Agüero and colleagues analyzed 141 consecutive CSF samples of patients with suspected cognitive decline who were referred to the hospital’s memory clinic and utilized the Lumipulse G600II chemiluminescent immunoassay (Fujirebio) to determine the ratio of beta-amyloid 42, the 42/40 ratio, total Tau and phospho-Tau.
Researchers divided clinical diagnoses into AD, degenerative non-AD and non-degenerative, given clinical criteria at patients’ previous visits. They then separated the groups based on biomarkers: negative for AD (A–T–N– and A–T–N+), positive for AD (A+T+N+ and A+T+N–), cases with amyloidosis A+ but T– (A+T–N+; A+T–N–) and cases without amyloidosis A– but T+ (A–T+N+).

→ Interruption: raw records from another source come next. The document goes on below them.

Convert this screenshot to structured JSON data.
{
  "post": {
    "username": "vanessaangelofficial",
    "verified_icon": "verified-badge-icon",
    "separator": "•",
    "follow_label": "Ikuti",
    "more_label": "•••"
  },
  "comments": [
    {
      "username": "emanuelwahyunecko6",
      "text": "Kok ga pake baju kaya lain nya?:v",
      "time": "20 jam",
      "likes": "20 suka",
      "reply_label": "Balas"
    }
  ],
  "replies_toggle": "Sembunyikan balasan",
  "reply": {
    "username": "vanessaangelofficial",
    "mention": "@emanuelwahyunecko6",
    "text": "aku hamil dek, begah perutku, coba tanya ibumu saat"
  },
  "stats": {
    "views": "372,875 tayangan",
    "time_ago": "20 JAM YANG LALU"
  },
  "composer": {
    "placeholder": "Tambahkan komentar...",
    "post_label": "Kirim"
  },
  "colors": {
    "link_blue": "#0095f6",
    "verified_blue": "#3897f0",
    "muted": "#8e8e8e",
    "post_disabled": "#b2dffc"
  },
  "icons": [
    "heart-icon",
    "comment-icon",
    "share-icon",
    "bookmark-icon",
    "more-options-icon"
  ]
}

According to results, 50% of patients showed a positive AD result, which coincided with clinical amnestic AD phenotype or other related phenotypes, while 37% had a negative AD result that correlated to either non-AD neurodegenerative or non-degenerative diagnoses.
However, researchers found 13% of cases had inconsistencies within biomarkers, particularly with A– (n = 7) and A+ (n = 11) results. With respect to clinical diagnoses, all patients with A–T+N+ and eight of 11 patients with A+ biomarkers were considered AD phenotypes. In two cases of the former, AD diagnoses were later confirmed through positive PET-amyloid study and full positive CSF biomarkers.
“These biomarkers are a really useful diagnostic tool,” Agüero said. “In most cases, almost 90%, they give a very clear answer if the patient has [or doesn’t have] Alzheimer’s disease due to cognitive decline. And in those cases, in which the results are not clear, they tend to be Alzheimer’s disease.”